Because of the color of their stone, these mountains have long been known as the Pale Mountains. A legend tells that an earthly prince, in love with the moon princess, could live with her only after the forest gnomes stretched a veil of moonlight over the mountains. Since then, the Dolomites have shone with a light that seems to come from the sky.
Here, at sunset, something magical happens: the white walls ignite in pink, orange, and gold. It is the enrosadira, when the Dolomites seem to catch fire with light. The sun’s rays, refracting on the dolomite, color the peaks, offering a brief but unforgettable spectacle.
Among these vertical walls, the history of Trentino mountaineering was born. In 1864 the Englishman John Ball was the first to climb Cima Tosa, the highest peak of the group, opening the way for generations of mountaineers.
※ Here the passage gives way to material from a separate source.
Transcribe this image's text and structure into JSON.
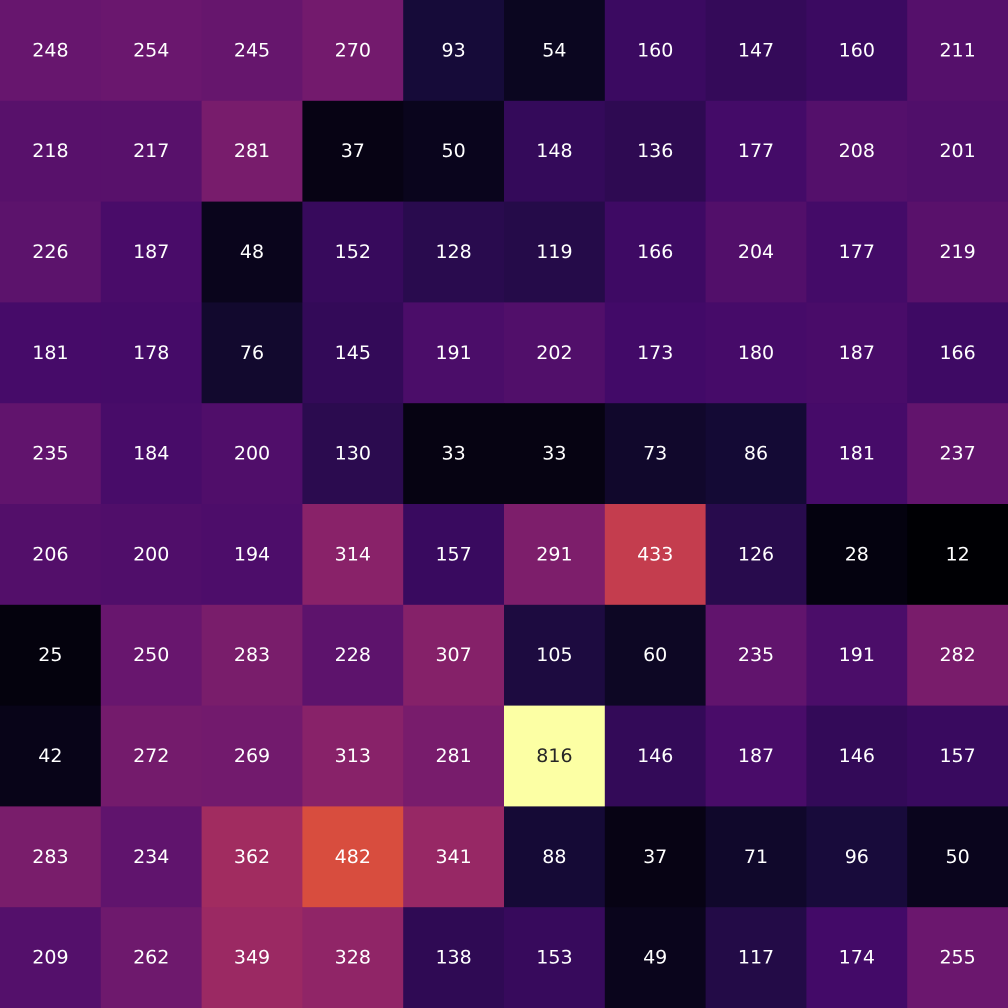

Today, anyone who walks the trails of the Brenta Dolomites follows in the footsteps of those pioneers and breathes the same freedom.
Cima Tosa, Cima Brenta, and Cima d’Ambiéz are much more than mountains: they are living presences, telling the silence and grandeur of nature, and teaching you to stop, to listen.
The Brenta Dolomites are not just crossed: they are lived. They ask you to stop, look at them, and let them enter your heart.